Она сунула под голову сумку с мясом и закрыла глаза. Блаженное состояние вливалось в нее, словно теплый кофе из бидона. Она тронула рукой лоб. Он был сухой и теплый. «Под кожей у меня череп с двумя дырами. А что там внутри? Кто знает?»
В кустах шиповника прочирикала синичка — вот еще раз, и еще.
«А у тебя внутри что спрятано?.. Шарманка, маленькая шарманка — раз ты чирикаешь одно и то же».
Объевшиеся собаки лежали в сенях. Из-за туч выплыл месяц.
— Фу! — фыркнула на него Терина. — Ты похож на кусочек сыру! — и зажала себе нос.
Ветер обволакивал крышу пахучей вуалью.
В полночь на Новый год из трактира выбежала компания молодых людей — проветриться. Кругом было бело и морозно. Они прыгали возле трактира, как жеребята.
— Пойдемте поздравим Кроупку, — предложила Ивана, — вот посмеемся!

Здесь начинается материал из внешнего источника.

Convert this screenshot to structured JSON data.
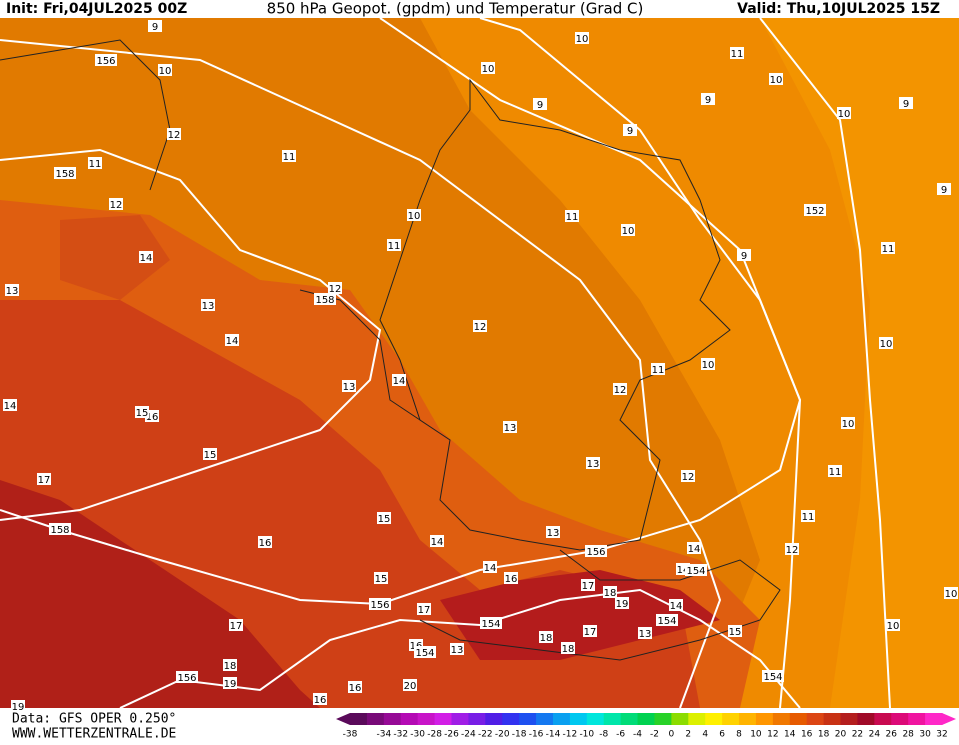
{
  "header": {
    "init": "Init: Fri,04JUL2025 00Z",
    "title": "850 hPa Geopot. (gpdm) und Temperatur (Grad C)",
    "valid": "Valid: Thu,10JUL2025 15Z"
  },
  "footer": {
    "source": "Data: GFS OPER 0.250°",
    "site": "WWW.WETTERZENTRALE.DE"
  },
  "colorbar": {
    "ticks": [
      -38,
      -34,
      -32,
      -30,
      -28,
      -26,
      -24,
      -22,
      -20,
      -18,
      -16,
      -14,
      -12,
      -10,
      -8,
      -6,
      -4,
      -2,
      0,
      2,
      4,
      6,
      8,
      10,
      12,
      14,
      16,
      18,
      20,
      22,
      24,
      26,
      28,
      30,
      32
    ],
    "colors": [
      "#5a0a5a",
      "#780a78",
      "#960a96",
      "#b40ab4",
      "#c814c8",
      "#d21ee6",
      "#a01ee6",
      "#781ee6",
      "#501ee6",
      "#3232f0",
      "#1e50f0",
      "#1478f0",
      "#0aa0f0",
      "#00c8f0",
      "#00e6dc",
      "#00e6aa",
      "#00dc78",
      "#00d250",
      "#28d228",
      "#8cdc00",
      "#dcf000",
      "#fff000",
      "#ffd200",
      "#ffb400",
      "#ff9600",
      "#f07800",
      "#e65a00",
      "#dc4614",
      "#c83214",
      "#b41e1e",
      "#a00a28",
      "#c80a50",
      "#dc0a78",
      "#f014a0",
      "#ff28c8"
    ]
  },
  "isotherm_labels": [
    9,
    10,
    10,
    10,
    11,
    10,
    9,
    9,
    9,
    9,
    10,
    12,
    11,
    11,
    9,
    12,
    10,
    11,
    10,
    11,
    9,
    11,
    14,
    13,
    12,
    13,
    12,
    14,
    10,
    10,
    14,
    11,
    13,
    12,
    14,
    16,
    10,
    13,
    15,
    13,
    12,
    11,
    17,
    11,
    15,
    13,
    16,
    14,
    12,
    14,
    14,
    15,
    16,
    17,
    14,
    18,
    17,
    19,
    14,
    17,
    17,
    18,
    13,
    15,
    18,
    16,
    13,
    18,
    10,
    10,
    19,
    20,
    16,
    16,
    19,
    15
  ],
  "height_labels": [
    156,
    158,
    152,
    158,
    158,
    156,
    154,
    156,
    154,
    154,
    154,
    156,
    154
  ]
}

Они бегали, дурачились на снегу, кидались снежками…
— Всего наилучшего в Новом году, пани Кроупова! — ликовала Яна.
— Спасибо, барышня, спасибо, — Франта передразнил блеющий голос Терины, — осмелюсь спросить, не найдется ли у вас что-нибудь из одежды?
— К сожалению, тетя, у меня только мини! — закатывалась хохотом Ивана.
— Да и ту я уже пообещала Франте! — кричала Яна, и все просто валились со смеху. Обессилевшие девушки стонали, а парни поддерживали их по дороге на холм.
Запыхавшаяся свора здоровых, жизнерадостных ребят продралась сквозь кусты, и все прильнули к светящемуся окну.
Это было похоже на старинную картину. Ту самую, что они видели в каком-то замке, давно на школьной экскурсии… Старинная картина в тяжелой золоченой раме, висевшая в замковой галерее. Из коричневой темноты проступает едва заметная основа композиции, второстепенные детали тонут в полумраке.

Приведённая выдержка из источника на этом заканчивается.